Available in Warrior and Hive Tyrant sizes, and sculpted by yours truly:










These will be metal parts, by the way; grab your custom chitin *here* :biggrin:


----------



## ROT (Jun 25, 2010)

I really like 'em mate, I might well get some! Big chance also; Still in the list making stage for my 'Nids, So I'll be onto the buying stage soon!


----------



## bitsandkits (Mar 18, 2008)

Can you tell me how these work exactly , i cant for the life of me work out how they attach to the tyrant?


----------



## Salahaldin (Aug 15, 2009)

Possibly I'm wrong, either because I don't understand the design or BitsandKits' question, but it would seem that the arm extension on the far left and right is what you would stick into the Tyrant's arm socket.

These look amazing, great for anyone who wants to take 18 wounds of T4, 4+ Save, Power weapon wielding troop choice, or that 280 point Tyrant who can kick pretty much anyone's ass in close combat.


----------



## KingOfCheese (Jan 4, 2010)

Excellent looking boneswords. 

However, i am a little confused (as is B&K) about exactly how they are mounted.
Does it require cutting up one of the weapon options in the box?

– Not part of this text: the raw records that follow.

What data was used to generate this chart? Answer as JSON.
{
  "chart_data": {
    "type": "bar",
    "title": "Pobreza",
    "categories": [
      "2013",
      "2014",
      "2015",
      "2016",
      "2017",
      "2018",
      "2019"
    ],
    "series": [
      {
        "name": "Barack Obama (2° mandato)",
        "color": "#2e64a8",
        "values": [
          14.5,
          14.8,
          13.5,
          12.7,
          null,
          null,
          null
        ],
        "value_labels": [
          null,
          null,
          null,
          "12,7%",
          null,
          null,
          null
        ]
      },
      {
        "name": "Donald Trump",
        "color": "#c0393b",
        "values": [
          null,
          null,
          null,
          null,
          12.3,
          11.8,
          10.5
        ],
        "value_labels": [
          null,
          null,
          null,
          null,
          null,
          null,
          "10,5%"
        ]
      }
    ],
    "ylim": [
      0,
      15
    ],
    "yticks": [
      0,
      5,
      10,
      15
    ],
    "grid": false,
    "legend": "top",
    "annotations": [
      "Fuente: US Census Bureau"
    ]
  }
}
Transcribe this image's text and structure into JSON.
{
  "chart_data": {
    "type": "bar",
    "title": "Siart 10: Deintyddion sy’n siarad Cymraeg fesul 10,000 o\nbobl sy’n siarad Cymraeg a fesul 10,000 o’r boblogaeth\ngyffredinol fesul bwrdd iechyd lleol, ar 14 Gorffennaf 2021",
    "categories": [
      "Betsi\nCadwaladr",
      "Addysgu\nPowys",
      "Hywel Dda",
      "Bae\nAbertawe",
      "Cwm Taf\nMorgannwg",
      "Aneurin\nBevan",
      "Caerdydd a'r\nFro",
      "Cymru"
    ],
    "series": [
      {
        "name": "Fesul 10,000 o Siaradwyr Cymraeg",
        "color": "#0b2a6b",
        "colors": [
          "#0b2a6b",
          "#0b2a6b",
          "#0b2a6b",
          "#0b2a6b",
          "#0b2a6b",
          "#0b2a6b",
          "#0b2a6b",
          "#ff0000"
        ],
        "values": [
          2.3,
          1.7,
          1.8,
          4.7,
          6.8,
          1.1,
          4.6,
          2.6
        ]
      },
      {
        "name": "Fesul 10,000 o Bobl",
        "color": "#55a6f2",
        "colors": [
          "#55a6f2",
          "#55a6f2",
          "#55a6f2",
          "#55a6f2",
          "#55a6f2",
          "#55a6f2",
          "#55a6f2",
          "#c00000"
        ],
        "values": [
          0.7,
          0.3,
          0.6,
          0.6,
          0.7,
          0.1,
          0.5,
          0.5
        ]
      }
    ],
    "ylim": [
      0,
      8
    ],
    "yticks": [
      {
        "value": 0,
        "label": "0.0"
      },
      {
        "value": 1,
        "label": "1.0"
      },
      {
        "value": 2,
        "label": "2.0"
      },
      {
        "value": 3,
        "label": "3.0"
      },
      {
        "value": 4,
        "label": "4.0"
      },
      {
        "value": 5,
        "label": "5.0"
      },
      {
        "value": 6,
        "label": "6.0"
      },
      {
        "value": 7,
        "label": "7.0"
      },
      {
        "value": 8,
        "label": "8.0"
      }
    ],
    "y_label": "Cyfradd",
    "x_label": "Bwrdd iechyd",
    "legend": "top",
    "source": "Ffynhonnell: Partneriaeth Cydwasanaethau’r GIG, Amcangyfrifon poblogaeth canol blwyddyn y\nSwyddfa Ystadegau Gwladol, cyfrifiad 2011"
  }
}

Would really like to see how they look on an actual model too.
Could be a lot of potential for these.


----------



## wombat_tree (Nov 30, 2008)

Nice work svart, they will look great once they are all painted up.


----------



## shas'o Thraka (Jan 4, 2010)

Wow! I'll have to get some!


----------



## SGMAlice (Aug 13, 2010)

Methinks you may have to cut up an arm or two to attach them to a model.
Look very nice.
Swarmlords will be easier to make with the Tyrant sized version. Looking forward to these i must say.

SGMAlice


----------



## Warlock in Training (Jun 10, 2008)

Very Cool. Someone has talent.


----------



## DestroyerHive (Dec 22, 2009)

I like 'em! My only problem with these is that he blade looks too short to slice things in two.


----------



## deathwatch27 (Dec 30, 2009)

I think you've a lot of skill modelling I just don't like them. Too much hilt to blade ratio.


----------